Paris Vox (Tribune) – Chaque semaine, en partenariat avec Radio Libertés, nous publions la retranscription écrite de la chronique d’actualité et d’analyse d’Arnaud De Robert. Aujourd’hui, il se penche à nouveau sur la “méthode Macron”.


« Ah ce Macron quel guignol. Et sa femme, elle est vieille et moche. Et puis, il s’est ridiculisé avec Trump, on aurait dit un gamin avec son père. De toute façon ce type est insipide. Macron c’est juste du vent. Toute cette présidence n’est une escroquerie ! » Et blablabla et blablabla … Parce que j’entends et je lis trop souvent ce genre de propos, je me dois ce matin de faire redescendre tout le monde dans le champ du réel. Il y a quelques jours, un sondage donnait encore pour le président de la république un bon 33 % de français satisfaits. Mais surtout, un autre sondage, il y a quelques semaines, expliquait que si la présidentielle avait lieu ces jours-ci, Emmanuel Macron serait élu mais avec un score supérieur de 10 points à celui de 2017 ! Alors, bien sûr, on sait ce que valent les sondages, les nécessaires précautions à garder vis-à-vis de ces chiffres.

Mais, n’en déplaise aux professionnels du persiflage qui dédaignent à le considérer, Macron n’est pas un épiphénomène. Ce n’est pas non plus un tartuffe, ni un gentil benêt propulsé par un pouvoir occulte. Ces lectures trop faciles, donc séduisantes, passent à côté de l’essentiel. Essentiel qui ne réside pas non plus dans le débat mi-comique, mi-tragique pour savoir si Macron est jupitérien, princier, monarchique, impérial, romanesque ou que sais-je encore. Voilà bien un truc de journalistes-groupies. Non, l’essentiel est bien de comprendre, même si cela fait mal aux oreilles, qu’Emmanuel Macron et ses équipes sont les seuls, du moins en ce moment, à apporter cohérence et régulation.

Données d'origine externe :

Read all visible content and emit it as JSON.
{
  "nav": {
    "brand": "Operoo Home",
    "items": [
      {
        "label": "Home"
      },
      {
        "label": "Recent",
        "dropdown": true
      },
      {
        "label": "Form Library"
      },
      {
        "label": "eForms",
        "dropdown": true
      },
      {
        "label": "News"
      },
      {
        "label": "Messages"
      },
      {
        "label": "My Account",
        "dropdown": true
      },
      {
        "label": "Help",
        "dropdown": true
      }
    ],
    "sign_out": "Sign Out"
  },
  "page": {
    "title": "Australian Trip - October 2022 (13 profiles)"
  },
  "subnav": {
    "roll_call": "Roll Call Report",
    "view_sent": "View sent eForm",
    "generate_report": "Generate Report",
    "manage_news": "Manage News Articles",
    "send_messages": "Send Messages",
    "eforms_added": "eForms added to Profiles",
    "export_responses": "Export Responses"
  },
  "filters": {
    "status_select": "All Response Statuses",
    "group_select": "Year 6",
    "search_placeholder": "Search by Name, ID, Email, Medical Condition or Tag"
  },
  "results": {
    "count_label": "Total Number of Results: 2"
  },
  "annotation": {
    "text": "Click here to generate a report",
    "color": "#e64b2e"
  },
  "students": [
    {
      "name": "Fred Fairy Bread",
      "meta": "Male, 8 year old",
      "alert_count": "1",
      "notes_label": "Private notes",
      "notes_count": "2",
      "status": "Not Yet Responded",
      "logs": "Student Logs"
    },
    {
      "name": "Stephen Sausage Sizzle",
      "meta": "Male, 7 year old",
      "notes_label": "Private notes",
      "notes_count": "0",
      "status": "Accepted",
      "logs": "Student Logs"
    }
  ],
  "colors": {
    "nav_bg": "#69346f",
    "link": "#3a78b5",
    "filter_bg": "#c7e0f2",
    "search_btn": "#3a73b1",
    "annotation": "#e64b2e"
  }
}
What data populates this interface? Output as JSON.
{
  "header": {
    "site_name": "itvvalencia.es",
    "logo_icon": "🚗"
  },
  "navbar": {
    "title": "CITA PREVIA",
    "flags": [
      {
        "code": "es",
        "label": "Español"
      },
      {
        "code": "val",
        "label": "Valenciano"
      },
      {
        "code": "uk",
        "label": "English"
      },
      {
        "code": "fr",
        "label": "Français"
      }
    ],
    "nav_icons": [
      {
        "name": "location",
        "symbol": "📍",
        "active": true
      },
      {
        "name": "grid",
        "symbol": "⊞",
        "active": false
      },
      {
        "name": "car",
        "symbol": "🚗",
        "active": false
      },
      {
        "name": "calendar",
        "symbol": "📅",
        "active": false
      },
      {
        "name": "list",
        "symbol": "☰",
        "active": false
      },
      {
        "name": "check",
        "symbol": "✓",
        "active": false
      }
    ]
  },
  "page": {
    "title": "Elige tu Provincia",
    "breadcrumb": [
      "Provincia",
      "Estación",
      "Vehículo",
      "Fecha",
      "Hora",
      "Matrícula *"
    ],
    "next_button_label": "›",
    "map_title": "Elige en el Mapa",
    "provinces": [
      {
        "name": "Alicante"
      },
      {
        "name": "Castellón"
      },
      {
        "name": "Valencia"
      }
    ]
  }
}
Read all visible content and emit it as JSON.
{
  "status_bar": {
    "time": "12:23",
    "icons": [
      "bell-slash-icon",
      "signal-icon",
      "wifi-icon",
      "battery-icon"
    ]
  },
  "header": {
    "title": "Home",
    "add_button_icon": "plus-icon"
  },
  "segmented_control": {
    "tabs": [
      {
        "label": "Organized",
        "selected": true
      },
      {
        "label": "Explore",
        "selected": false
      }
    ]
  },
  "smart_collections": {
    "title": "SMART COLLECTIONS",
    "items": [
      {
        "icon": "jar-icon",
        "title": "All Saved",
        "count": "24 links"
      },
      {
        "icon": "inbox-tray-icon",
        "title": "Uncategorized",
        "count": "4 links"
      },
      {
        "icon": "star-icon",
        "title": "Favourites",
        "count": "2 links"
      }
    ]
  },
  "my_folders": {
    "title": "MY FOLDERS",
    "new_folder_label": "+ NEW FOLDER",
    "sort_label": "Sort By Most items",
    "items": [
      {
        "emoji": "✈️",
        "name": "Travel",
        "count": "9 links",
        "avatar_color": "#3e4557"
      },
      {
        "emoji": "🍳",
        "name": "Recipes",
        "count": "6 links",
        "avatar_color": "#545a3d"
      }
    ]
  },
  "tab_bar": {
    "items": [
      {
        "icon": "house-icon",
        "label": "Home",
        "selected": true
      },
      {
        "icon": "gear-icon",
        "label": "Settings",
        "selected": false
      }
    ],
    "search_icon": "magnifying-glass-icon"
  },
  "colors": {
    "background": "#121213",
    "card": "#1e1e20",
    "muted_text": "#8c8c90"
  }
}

Oui plutôt l’illusion de la cohérence et une régulation savamment calculée. Tout cela relève bien sûr de l’ingénierie sociale et du story-telling, mais le résultat est là. Avec un discours pratiquement identique à celui de ses prédécesseurs Hollande et Sarkozy – dont il a d’ailleurs su garder le meilleur – Macron réussit. Et son succès n’est pas du tout fondé sur l’efficience de sa politique mais sur l’apparence de cohérence qu’il sait propager et sur une régulation des faits sociaux qu’il sait gérer.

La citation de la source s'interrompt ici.